Twitter is a celebrities' and public persons' playground. As well as organisations. Anyone else is on there either to gain prominence or to follow the prominent accounts. Until there's a suitable fediverse platform that appears as an advantage to those big names, nothing's gonna change on that front. In spite of all the censorship and cancellations.
Would it be best for Bluesky to then take all the celebs & public figures and work out a bridge between protocols, making it hopefully possible to see their stuff on Mastodon and other places?
As users can then choose if they want to use Mastodon or another alternative like Bluesky.
I'm not familiar with Bluesky so I don't know the answer to that. But I don't think any entity can just 'take all the celebs & public figures'. They are unlikely to move unless they think it's an advantage to themselves or their organisation.
Someone should make a comprehensive, easy to follow guide to Lemmy with the latest info and apps, and share it to Reddit including their r/lemmy. Same with Mastodon.
I've sworn off of Reddit unfortunately so I'm not going to post, but maybe if I make something I can ask someone to share it there for me?
Having a guide to the Fediverse (at least Mastodon & Lemmy) could bring the people who are looking for alternatives to possibly see it and read about how you can easily join, which is a really good idea.
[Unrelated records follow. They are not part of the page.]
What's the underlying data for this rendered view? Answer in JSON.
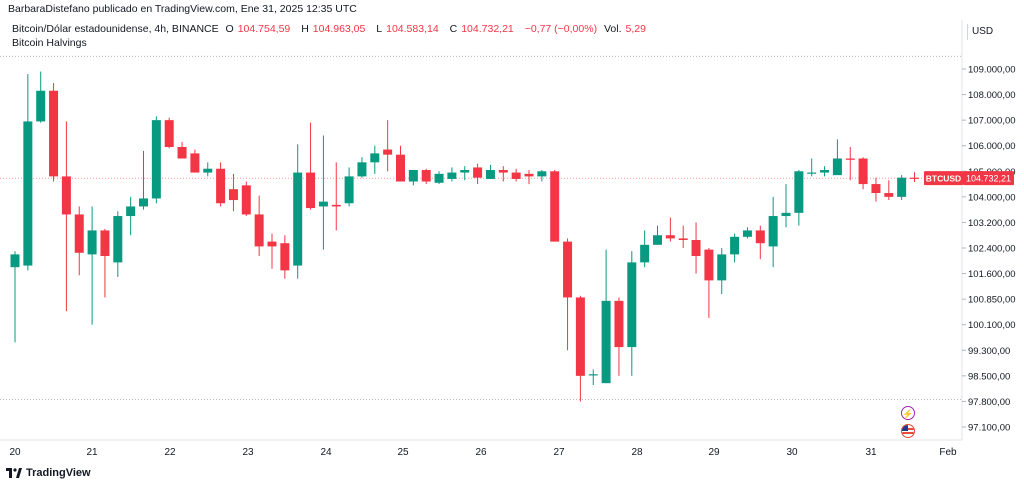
{
  "header": {
    "publisher": "BarbaraDistefano publicado en TradingView.com, Ene 31, 2025 12:35 UTC",
    "symbol_desc": "Bitcoin/Dólar estadounidense, 4h, BINANCE",
    "o_label": "O",
    "o_value": "104.754,59",
    "h_label": "H",
    "h_value": "104.963,05",
    "l_label": "L",
    "l_value": "104.583,14",
    "c_label": "C",
    "c_value": "104.732,21",
    "change": "−0,77 (−0,00%)",
    "vol_label": "Vol.",
    "vol_value": "5,29",
    "indicator": "Bitcoin Halvings",
    "currency": "USD"
  },
  "price_badge": {
    "ticker": "BTCUSD",
    "price": "104.732,21"
  },
  "footer": {
    "brand": "TradingView"
  },
  "colors": {
    "up": "#089981",
    "down": "#f23645",
    "grid": "#f0f3fa",
    "axis_text": "#131722"
  },
  "icons": [
    "tradingview-logo-icon",
    "flash-event-icon",
    "us-flag-event-icon"
  ],
  "chart_data": {
    "type": "candlestick",
    "timeframe": "4h",
    "x_ticks": [
      "20",
      "21",
      "22",
      "23",
      "24",
      "25",
      "26",
      "27",
      "28",
      "29",
      "30",
      "31",
      "Feb"
    ],
    "y_ticks": [
      "109.000,00",
      "108.000,00",
      "107.000,00",
      "106.000,00",
      "105.000,00",
      "104.000,00",
      "103.200,00",
      "102.400,00",
      "101.600,00",
      "100.850,00",
      "100.100,00",
      "99.300,00",
      "98.500,00",
      "97.800,00",
      "97.100,00"
    ],
    "y_tick_values": [
      109000,
      108000,
      107000,
      106000,
      105000,
      104000,
      103200,
      102400,
      101600,
      100850,
      100100,
      99300,
      98500,
      97800,
      97100
    ],
    "candles": [
      {
        "o": 101800,
        "h": 102300,
        "l": 99550,
        "c": 102200
      },
      {
        "o": 101850,
        "h": 108800,
        "l": 101700,
        "c": 106950
      },
      {
        "o": 106950,
        "h": 108900,
        "l": 106900,
        "c": 108150
      },
      {
        "o": 108150,
        "h": 108450,
        "l": 104600,
        "c": 104800
      },
      {
        "o": 104800,
        "h": 106950,
        "l": 100500,
        "c": 103450
      },
      {
        "o": 103450,
        "h": 103700,
        "l": 101550,
        "c": 102250
      },
      {
        "o": 102200,
        "h": 103700,
        "l": 100100,
        "c": 102950
      },
      {
        "o": 102950,
        "h": 103000,
        "l": 100900,
        "c": 102150
      },
      {
        "o": 101950,
        "h": 103550,
        "l": 101500,
        "c": 103400
      },
      {
        "o": 103400,
        "h": 104000,
        "l": 102800,
        "c": 103700
      },
      {
        "o": 103700,
        "h": 105800,
        "l": 103600,
        "c": 103950
      },
      {
        "o": 103950,
        "h": 107150,
        "l": 103800,
        "c": 107000
      },
      {
        "o": 107000,
        "h": 107100,
        "l": 105900,
        "c": 105950
      },
      {
        "o": 105950,
        "h": 106150,
        "l": 105500,
        "c": 105500
      },
      {
        "o": 105700,
        "h": 105850,
        "l": 104950,
        "c": 104950
      },
      {
        "o": 104950,
        "h": 105350,
        "l": 104800,
        "c": 105100
      },
      {
        "o": 105100,
        "h": 105350,
        "l": 103700,
        "c": 103800
      },
      {
        "o": 104300,
        "h": 104900,
        "l": 103550,
        "c": 103900
      },
      {
        "o": 104450,
        "h": 104600,
        "l": 103400,
        "c": 103450
      },
      {
        "o": 103450,
        "h": 104050,
        "l": 102150,
        "c": 102450
      },
      {
        "o": 102600,
        "h": 102850,
        "l": 101750,
        "c": 102450
      },
      {
        "o": 102550,
        "h": 102800,
        "l": 101450,
        "c": 101700
      },
      {
        "o": 101850,
        "h": 106050,
        "l": 101450,
        "c": 104950
      },
      {
        "o": 104950,
        "h": 106900,
        "l": 103600,
        "c": 103650
      },
      {
        "o": 103700,
        "h": 106400,
        "l": 102350,
        "c": 103850
      },
      {
        "o": 103750,
        "h": 105350,
        "l": 102950,
        "c": 103700
      },
      {
        "o": 103800,
        "h": 105150,
        "l": 103700,
        "c": 104800
      },
      {
        "o": 104800,
        "h": 105550,
        "l": 104750,
        "c": 105350
      },
      {
        "o": 105350,
        "h": 106000,
        "l": 104900,
        "c": 105700
      },
      {
        "o": 105850,
        "h": 107000,
        "l": 105000,
        "c": 105650
      },
      {
        "o": 105650,
        "h": 106000,
        "l": 104600,
        "c": 104600
      },
      {
        "o": 104600,
        "h": 105050,
        "l": 104450,
        "c": 105050
      },
      {
        "o": 105050,
        "h": 105100,
        "l": 104500,
        "c": 104600
      },
      {
        "o": 104550,
        "h": 105000,
        "l": 104500,
        "c": 104900
      },
      {
        "o": 104700,
        "h": 105150,
        "l": 104600,
        "c": 104950
      },
      {
        "o": 104950,
        "h": 105200,
        "l": 104650,
        "c": 105050
      },
      {
        "o": 105150,
        "h": 105300,
        "l": 104500,
        "c": 104750
      },
      {
        "o": 104700,
        "h": 105250,
        "l": 104700,
        "c": 105050
      },
      {
        "o": 105050,
        "h": 105200,
        "l": 104600,
        "c": 104950
      },
      {
        "o": 104950,
        "h": 105100,
        "l": 104600,
        "c": 104700
      },
      {
        "o": 104900,
        "h": 105050,
        "l": 104500,
        "c": 104800
      },
      {
        "o": 104800,
        "h": 105050,
        "l": 104600,
        "c": 105000
      },
      {
        "o": 105000,
        "h": 105050,
        "l": 102600,
        "c": 102600
      },
      {
        "o": 102600,
        "h": 102700,
        "l": 99300,
        "c": 100900
      },
      {
        "o": 100900,
        "h": 100950,
        "l": 97800,
        "c": 98500
      },
      {
        "o": 98550,
        "h": 98700,
        "l": 98250,
        "c": 98550
      },
      {
        "o": 98300,
        "h": 102350,
        "l": 98300,
        "c": 100800
      },
      {
        "o": 100800,
        "h": 100900,
        "l": 98500,
        "c": 99400
      },
      {
        "o": 99400,
        "h": 102300,
        "l": 98500,
        "c": 101950
      },
      {
        "o": 101950,
        "h": 102950,
        "l": 101800,
        "c": 102500
      },
      {
        "o": 102500,
        "h": 103100,
        "l": 102500,
        "c": 102800
      },
      {
        "o": 102800,
        "h": 103350,
        "l": 102600,
        "c": 102700
      },
      {
        "o": 102700,
        "h": 103100,
        "l": 102400,
        "c": 102650
      },
      {
        "o": 102650,
        "h": 103200,
        "l": 101600,
        "c": 102150
      },
      {
        "o": 102350,
        "h": 102400,
        "l": 100300,
        "c": 101400
      },
      {
        "o": 101400,
        "h": 102400,
        "l": 101000,
        "c": 102200
      },
      {
        "o": 102200,
        "h": 102850,
        "l": 101950,
        "c": 102750
      },
      {
        "o": 102750,
        "h": 103050,
        "l": 102700,
        "c": 102950
      },
      {
        "o": 102950,
        "h": 103100,
        "l": 102050,
        "c": 102550
      },
      {
        "o": 102450,
        "h": 104000,
        "l": 101800,
        "c": 103400
      },
      {
        "o": 103400,
        "h": 104500,
        "l": 103050,
        "c": 103500
      },
      {
        "o": 103500,
        "h": 105050,
        "l": 103100,
        "c": 105000
      },
      {
        "o": 104950,
        "h": 105500,
        "l": 104800,
        "c": 104950
      },
      {
        "o": 104950,
        "h": 105200,
        "l": 104800,
        "c": 105050
      },
      {
        "o": 104850,
        "h": 106250,
        "l": 104900,
        "c": 105500
      },
      {
        "o": 105500,
        "h": 105950,
        "l": 104650,
        "c": 105450
      },
      {
        "o": 105500,
        "h": 105550,
        "l": 104300,
        "c": 104500
      },
      {
        "o": 104500,
        "h": 104750,
        "l": 103850,
        "c": 104150
      },
      {
        "o": 104150,
        "h": 104650,
        "l": 103900,
        "c": 104000
      },
      {
        "o": 104000,
        "h": 104850,
        "l": 103900,
        "c": 104750
      },
      {
        "o": 104750,
        "h": 104960,
        "l": 104580,
        "c": 104730
      }
    ],
    "last_price": 104732.21,
    "resistance_lines": [
      109500,
      97850
    ],
    "grid": false,
    "legend_position": "top-left"
  }
}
I think we just wait, if it's meant to be it'll happen organically
Besides, do we really want to bring the entire internet in here? Not sure what reason we have for it and at the moment it's full of like minded nerds, which is just how I like it personally
That said it could probably do with a wider spectrum of political beliefs, it does feel like a bit of an echo chamber sometimes
I don't think it's going to happen over any single event. I think Federated platforms will remain small scale but very active, and that's all they have to do as mainstream social medias spring up, monetize, and collapse, over and over and over again.
Then one day in the future, the latest generation of cool kids will just realize that it's way cooler to be on the Federated platforms than it is to be on the mainstream sites.